The best-known chimps at Chimp Haven are the survivors of the nine-member colony formerly kept by Ohio State University researcher Sally Boysen, who were retired to Primarily Primates in February 2006. One chimp died on arrival at Primarily Primates. Another died two months later. Necropsies found that both deaths were caused by pre-existing heart ailments.

The seven remaining chimps were relocated from temporary holding facilities at Primarily Primates to Chimp Haven on November 16, 2006, ostensibly for temporary caretaking until the legal issues currently surrounding Primarily Primates are resolved.

Koebner's lawsuit accuses Brent and Butler "of making poor decisions about personnel and maintaining the chimps in social groups," wrote Janelle Rucker of the Shreveport Times. "One such instance, the plaintiffs claim, led to the death of a chimp named Woodruff. Placed with three aggressive male chimps, he was later found dead from a heart attack," allegedly from stress resulting from being attacked by the others.

"The suit lists how the defendants 'improperly and illegally' suspended Koebner from the board of directors," Rucker said. "To remedy the situation, the group is asking for injunctions, including the removal and replacement of Brent and Butler, restoration of Koebner to the board, and an independent third-party review of the conditions of the facility, its accounts, and its records."

Responded Chimp Haven spokesperson Rick DelaHaya, to Rucker, "We are confident that when all the facts are presented, all the allegations will be proved false, and we can continue the business of taking care of the chimpanzees."

The plaintiffs include, besides Koebner, Virginia Shehee, Sharon Wright, Mary Jansen, Tim and Sarah Goeders, and Jan and Frank Landon, all of Caddo Parish, Louisiana, and Cathie Neukum, of New York.

Chimp Haven became controversial, even before it was built, because of the chance that the resident chimps might be reclaimed by the NIH for further experimentation.

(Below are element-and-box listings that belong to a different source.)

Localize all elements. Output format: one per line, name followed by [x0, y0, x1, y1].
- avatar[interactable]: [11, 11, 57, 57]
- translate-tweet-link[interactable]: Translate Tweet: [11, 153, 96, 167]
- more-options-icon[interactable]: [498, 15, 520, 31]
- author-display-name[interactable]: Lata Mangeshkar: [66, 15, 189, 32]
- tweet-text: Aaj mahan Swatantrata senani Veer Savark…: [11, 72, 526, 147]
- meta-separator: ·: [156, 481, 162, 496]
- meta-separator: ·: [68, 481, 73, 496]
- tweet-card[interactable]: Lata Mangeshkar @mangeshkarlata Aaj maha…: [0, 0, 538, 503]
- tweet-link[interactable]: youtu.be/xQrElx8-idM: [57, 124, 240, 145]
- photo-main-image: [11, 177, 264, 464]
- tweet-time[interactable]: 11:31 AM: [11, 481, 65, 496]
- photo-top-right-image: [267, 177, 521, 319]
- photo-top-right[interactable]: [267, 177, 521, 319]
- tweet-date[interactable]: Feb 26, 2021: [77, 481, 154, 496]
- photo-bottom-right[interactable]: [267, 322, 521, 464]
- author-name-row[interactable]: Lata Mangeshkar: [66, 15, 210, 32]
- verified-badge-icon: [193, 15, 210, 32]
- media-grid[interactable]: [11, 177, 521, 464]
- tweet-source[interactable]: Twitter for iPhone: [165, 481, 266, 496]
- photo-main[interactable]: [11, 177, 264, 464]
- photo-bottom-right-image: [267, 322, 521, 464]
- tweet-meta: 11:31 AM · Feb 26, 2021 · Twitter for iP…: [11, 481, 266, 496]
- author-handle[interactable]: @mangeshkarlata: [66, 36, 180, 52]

The House of Representatives late in the 109th Congress passed a bill which would have cancelled the recall possibility, but the bill was stalled in the U.S. Senate by the opposition of Michael B. Enzi (R-Wyoming), who argued that the NIH might eventually need the Chimp Haven chimps to study an urgent threat such as bioterrorism.

"The U.S. government has so many chimps available for experimentation that it plans to retire scores of them in the next few months," wrote Boston Globe staff reporter John Donnelly. Brent told Donnelly that "At least 200 of the roughly 1,200 chimpanzees in federal labs currently are not being used because of a lack of projects.

"The federal Chimpanzee Management Program recently found that the abundance of chimpanzees in laboratories was so great that it recently extended a moratorium on chimpanzee breeding until the end of next year," Donnelly added.
Said New England Anti-Vivisection Society president Theo Capaldo, "The chimpanzees who have finally made their way to retirement are so battered and worn, so used up by science, that we don't call Chimp Haven a sanctuary. We call it a hospice."